Six sections of boundary wall are a Grade II listed historic structure recorded in the National Heritage List for England (List Entry Number 1411051). The listing was first designated on 22 April 2013 in recognition of the walls’ architectural and historic significance as part of the former Chatham Infantry Barracks. The walls form surviving elements of the original boundary of the mid-18th century Chatham Infantry Barracks, later known as Kitchener Barracks. The barracks were established in 1757 to house a permanent garrison at a strategically important naval dockyard during the Seven Years’ War. Of the three purpose-built barracks constructed in this period nationally, vestiges survive most substantially at Chatham, making the site rare in the context of British military architecture. The designated sections comprise both original mid-18th-century fabric and later mid-19th-century additions. Some of the mid-19th-century work also forms elevations of buildings within the site, although those buildings themselves are not considered of special interest; it is the historic boundary that carries significance.

=== Former C18 barrack block ===
Former C18 barrack block is a Grade II listed building on the National Heritage List for England (List Entry Number 1410725). The structure was first added to the list on 22 April 2013 in recognition of its historic and architectural importance as one of the earliest surviving army barracks buildings in England. The barrack block was originally constructed in 1758 as part of the Chatham Infantry Barracks, later known as Kitchener Barracks, to provide permanent accommodation for soldiers stationed near the strategic naval base at Chatham Dockyard. Over time the building has undergone alterations in the 19th century and a major 21st-century extension; the latter is noted as not being of special architectural interest. In its later life, the structure was repurposed first as a canteen and subsequently as offices. The building occupies the north-west corner of the parade ground at the barracks complex, retaining significant mid-18th-century fabric that illustrates early military accommodation design and construction.
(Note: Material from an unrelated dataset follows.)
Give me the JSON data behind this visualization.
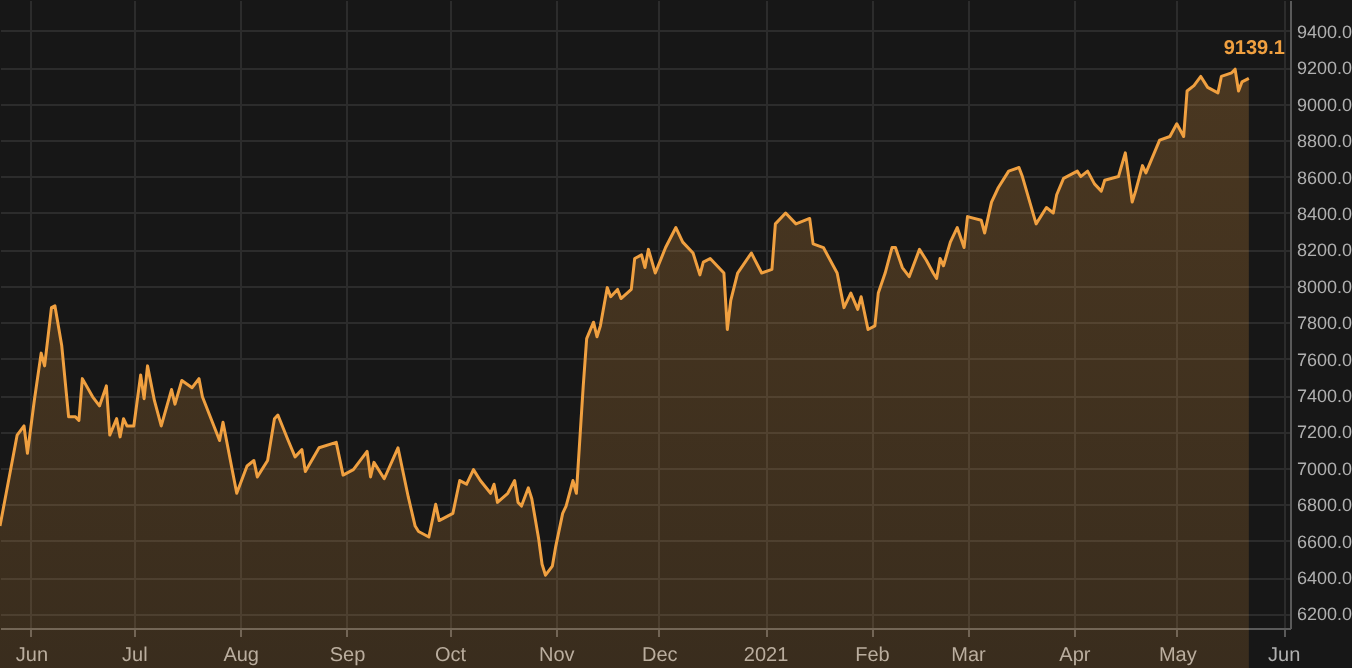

=== Former Ordnance Store ===
The Former Ordnance Store is a Grade II listed building recorded in the National Heritage List for England (List Entry Number 1410368). The building was first added to the list on 22 April 2013 in recognition of its architectural and historic interest as a military store dating from the early 19th century. The former ordnance store was constructed circa 1800 outside the southern boundary wall of the Chatham Infantry Barracks—later known as Kitchener Barracks—to provide storage space associated with the military functions of the site. During the early 19th century the building was extended to the east and west, and additional structures were added to the north; one of these later northern additions survives and interconnects with the original store.

== Company administration ==
Following the completion of the residential project, developer J G Chatham Limited entered administration on September 13, 2024. The Kitchener Barracks development transitioned to being managed and owned by the various housing providers and investors who had purchased sections of the site. The development did not halt, as the majority of the planned residential phases were either completed or already occupied by the time the company was dissolved in December 2025.

The current status of the development includes:

- Completion and Residency: Kitchener Barracks is now a residential community. Approximately 302 modular homes and apartments were delivered across three phases. By 2026, the site is fully operational with residents living in both the new modular blocks and the converted historic buildings.

Large portions of the site are now owned and managed by housing associations:

- Home Group owns and manages a block of 49 affordable homes and 13 townhouses.
- St Arthur Homes manages a collection of shared-ownership apartments that were delivered in the later stages.

J G Chatham Limited, the specific corporate vehicle used by parent company TopHat for this site, was formally dissolved on December 16, 2025, after its remaining financial assets were realized by administrators.